Chapter 4 Securing Interfaces:
In this chapter, we will review the function triggers and provide a use case for each. We will discuss how to identify the different interfaces defined in the Serverless configuration file and function code.
Chapter 5 Configuring the Application Stack:
In this chapter, we will review the organization of the Serverless configuration file. We will explore good practices for us to consider using in each configuration section.
Chapter 6 Restricting Permissions:
In this chapter, we will discuss how we might use permissions in AWS, Azure, and Google Cloud. We might consider them as a first-line defense in our serverless environment from attacks on functions and account takeovers. Therefore, we should understand how to implement them. We will learn the permission capabilities each provider has and how we might use them.
Chapter 7 Account Management:
In this chapter, we will discuss how we might manage our account to reduce risk and improve security. The provider account allows us to access multiple services and create numerous resources. We will learn how we might use various accounts to organize the resources we create and how to secure our account by implementing standard practices.
Chapter 8 Secrets Management:
In this chapter, we will discuss how you might protect our secrets using provider services. We will explore the various ways AWS will enable us to encrypt secrets. Based on this exploration, we will select an approach that has a balance between encryption and convenience, and explore that approach in Azure and Google Cloud.
Chapter 9 Authentication and Authorization:
In this chapter, we will define authentication and authorization. We will review different approaches for implementing both in our serverless application, discuss where those approaches might apply, and provide some security practices for each. Lastly, we will review services and capabilities that AWS, Azure, and Google Cloud provide to help us implement authentication and authorization.
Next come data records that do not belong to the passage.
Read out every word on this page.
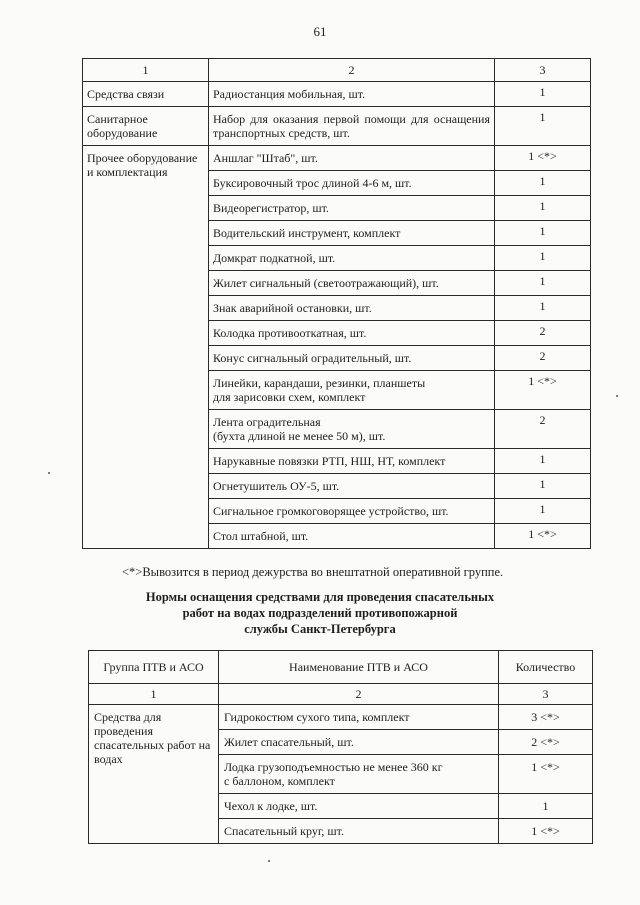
61
1	2	3
Средства связи	Радиостанция мобильная, шт.	1
Санитарное оборудование	Набор для оказания первой помощи для оснащения транспортных средств, шт.	1
Прочее оборудование и комплектация	Аншлаг "Штаб", шт.	1 <*>
	Буксировочный трос длиной 4-6 м, шт.	1
	Видеорегистратор, шт.	1
	Водительский инструмент, комплект	1
	Домкрат подкатной, шт.	1
	Жилет сигнальный (светоотражающий), шт.	1
	Знак аварийной остановки, шт.	1
	Колодка противооткатная, шт.	2
	Конус сигнальный оградительный, шт.	2
	Линейки, карандаши, резинки, планшеты
для зарисовки схем, комплект	1 <*>
	Лента оградительная
(бухта длиной не менее 50 м), шт.	2
	Нарукавные повязки РТП, НШ, НТ, комплект	1
	Огнетушитель ОУ-5, шт.	1
	Сигнальное громкоговорящее устройство, шт.	1
	Стол штабной, шт.	1 <*>
<*>Вывозится в период дежурства во внештатной оперативной группе.
Нормы оснащения средствами для проведения спасательных
работ на водах подразделений противопожарной
службы Санкт-Петербурга
Группа ПТВ и АСО	Наименование ПТВ и АСО	Количество
1	2	3
Средства для проведения спасательных работ на водах	Гидрокостюм сухого типа, комплект	3 <*>
	Жилет спасательный, шт.	2 <*>
	Лодка грузоподъемностью не менее 360 кг
с баллоном, комплект	1 <*>
	Чехол к лодке, шт.	1
	Спасательный круг, шт.	1 <*>
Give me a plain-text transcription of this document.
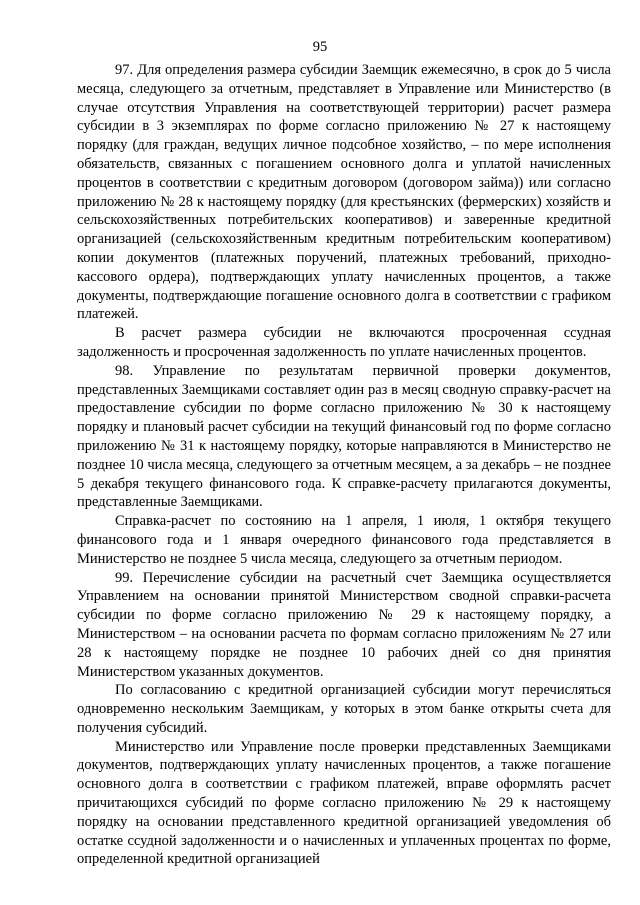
95

97. Для определения размера субсидии Заемщик ежемесячно, в срок до 5 числа месяца, следующего за отчетным, представляет в Управление или Министерство (в случае отсутствия Управления на соответствующей территории) расчет размера субсидии в 3 экземплярах по форме согласно приложению № 27 к настоящему порядку (для граждан, ведущих личное подсобное хозяйство, – по мере исполнения обязательств, связанных с погашением основного долга и уплатой начисленных процентов в соответствии с кредитным договором (договором займа)) или согласно приложению № 28 к настоящему порядку (для крестьянских (фермерских) хозяйств и сельскохозяйственных потребительских кооперативов) и заверенные кредитной организацией (сельскохозяйственным кредитным потребительским кооперативом) копии документов (платежных поручений, платежных требований, приходно-кассового ордера), подтверждающих уплату начисленных процентов, а также документы, подтверждающие погашение основного долга в соответствии с графиком платежей.

В расчет размера субсидии не включаются просроченная ссудная задолженность и просроченная задолженность по уплате начисленных процентов.

98. Управление по результатам первичной проверки документов, представленных Заемщиками составляет один раз в месяц сводную справку-расчет на предоставление субсидии по форме согласно приложению № 30 к настоящему порядку и плановый расчет субсидии на текущий финансовый год по форме согласно приложению № 31 к настоящему порядку, которые направляются в Министерство не позднее 10 числа месяца, следующего за отчетным месяцем, а за декабрь – не позднее 5 декабря текущего финансового года. К справке-расчету прилагаются документы, представленные Заемщиками.

Справка-расчет по состоянию на 1 апреля, 1 июля, 1 октября текущего финансового года и 1 января очередного финансового года представляется в Министерство не позднее 5 числа месяца, следующего за отчетным периодом.

99. Перечисление субсидии на расчетный счет Заемщика осуществляется Управлением на основании принятой Министерством сводной справки-расчета субсидии по форме согласно приложению № 29 к настоящему порядку, а Министерством – на основании расчета по формам согласно приложениям № 27 или 28 к настоящему порядке не позднее 10 рабочих дней со дня принятия Министерством указанных документов.

По согласованию с кредитной организацией субсидии могут перечисляться одновременно нескольким Заемщикам, у которых в этом банке открыты счета для получения субсидий.

Министерство или Управление после проверки представленных Заемщиками документов, подтверждающих уплату начисленных процентов, а также погашение основного долга в соответствии с графиком платежей, вправе оформлять расчет причитающихся субсидий по форме согласно приложению № 29 к настоящему порядку на основании представленного кредитной организацией уведомления об остатке ссудной задолженности и о начисленных и уплаченных процентах по форме, определенной кредитной организацией
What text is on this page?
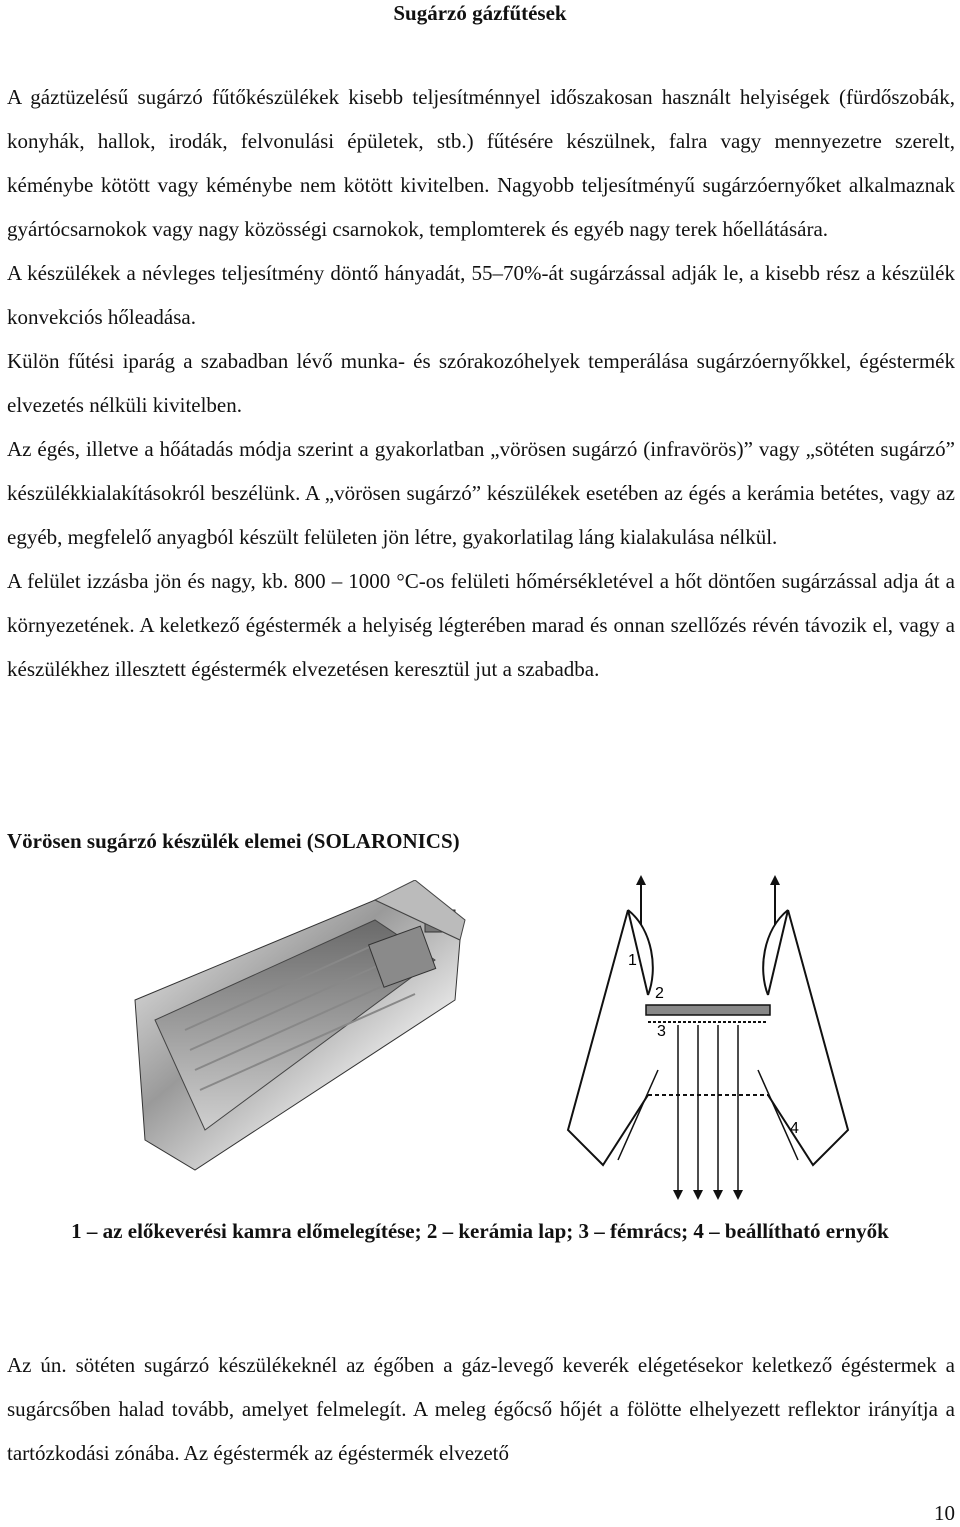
Sugárzó gázfűtések

A gáztüzelésű sugárzó fűtőkészülékek kisebb teljesítménnyel időszakosan használt helyiségek (fürdőszobák, konyhák, hallok, irodák, felvonulási épületek, stb.) fűtésére készülnek, falra vagy mennyezetre szerelt, kéménybe kötött vagy kéménybe nem kötött kivitelben. Nagyobb teljesítményű sugárzóernyőket alkalmaznak gyártócsarnokok vagy nagy közösségi csarnokok, templomterek és egyéb nagy terek hőellátására.

A készülékek a névleges teljesítmény döntő hányadát, 55–70%-át sugárzással adják le, a kisebb rész a készülék konvekciós hőleadása.

Külön fűtési iparág a szabadban lévő munka- és szórakozóhelyek temperálása sugárzóernyőkkel, égéstermék elvezetés nélküli kivitelben.

Az égés, illetve a hőátadás módja szerint a gyakorlatban „vörösen sugárzó (infravörös)” vagy „sötéten sugárzó” készülékkialakításokról beszélünk. A „vörösen sugárzó” készülékek esetében az égés a kerámia betétes, vagy az egyéb, megfelelő anyagból készült felületen jön létre, gyakorlatilag láng kialakulása nélkül.

A felület izzásba jön és nagy, kb. 800 – 1000 °C-os felületi hőmérsékletével a hőt döntően sugárzással adja át a környezetének. A keletkező égéstermék a helyiség légterében marad és onnan szellőzés révén távozik el, vagy a készülékhez illesztett égéstermék elvezetésen keresztül jut a szabadba.

Vörösen sugárzó készülék elemei (SOLARONICS)
1
2
3
4
1 – az előkeverési kamra előmelegítése; 2 – kerámia lap; 3 – fémrács; 4 – beállítható ernyők
Az ún. sötéten sugárzó készülékeknél az égőben a gáz-levegő keverék elégetésekor keletkező égéstermek a sugárcsőben halad tovább, amelyet felmelegít. A meleg égőcső hőjét a fölötte elhelyezett reflektor irányítja a tartózkodási zónába. Az égéstermék az égéstermék elvezető
10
Chapter 10 Protecting Sensitive Data:
In this chapter, we will discuss some principles for protecting sensitive data. We will consider sensitive data to be information that are not secrets but might still result in damage when putting multiple pieces of data together. For example, driver’s licenses, birthdays, medical history, and so on are sensitive data. We will learn how to apply these principles in the cloud provider services, the software used to build the application, and the application configuration.
Chapter 11 Monitoring, Auditing, and Alerting:
In this chapter, we will discuss monitoring, auditing, and alerting. We will consider monitoring to be the process and tools we use to assess our application, auditing to be the process of looking for deviations from desired settings, and alerting to be the notification process when there are monitoring and auditing findings. We will review cloud provider services we can use to implement monitoring, auditing, and alerting.
Chapter 12 Additional Considerations:
In this chapter, we will review additional topics for us to consider in our project. They are based on situations from projects using the Serverless Framework and Cybersecurity concepts. The topics we will review are in no particular order and were reserved for the penultimate1 chapter to share additional thoughts without disrupting the main messages from the previous chapters.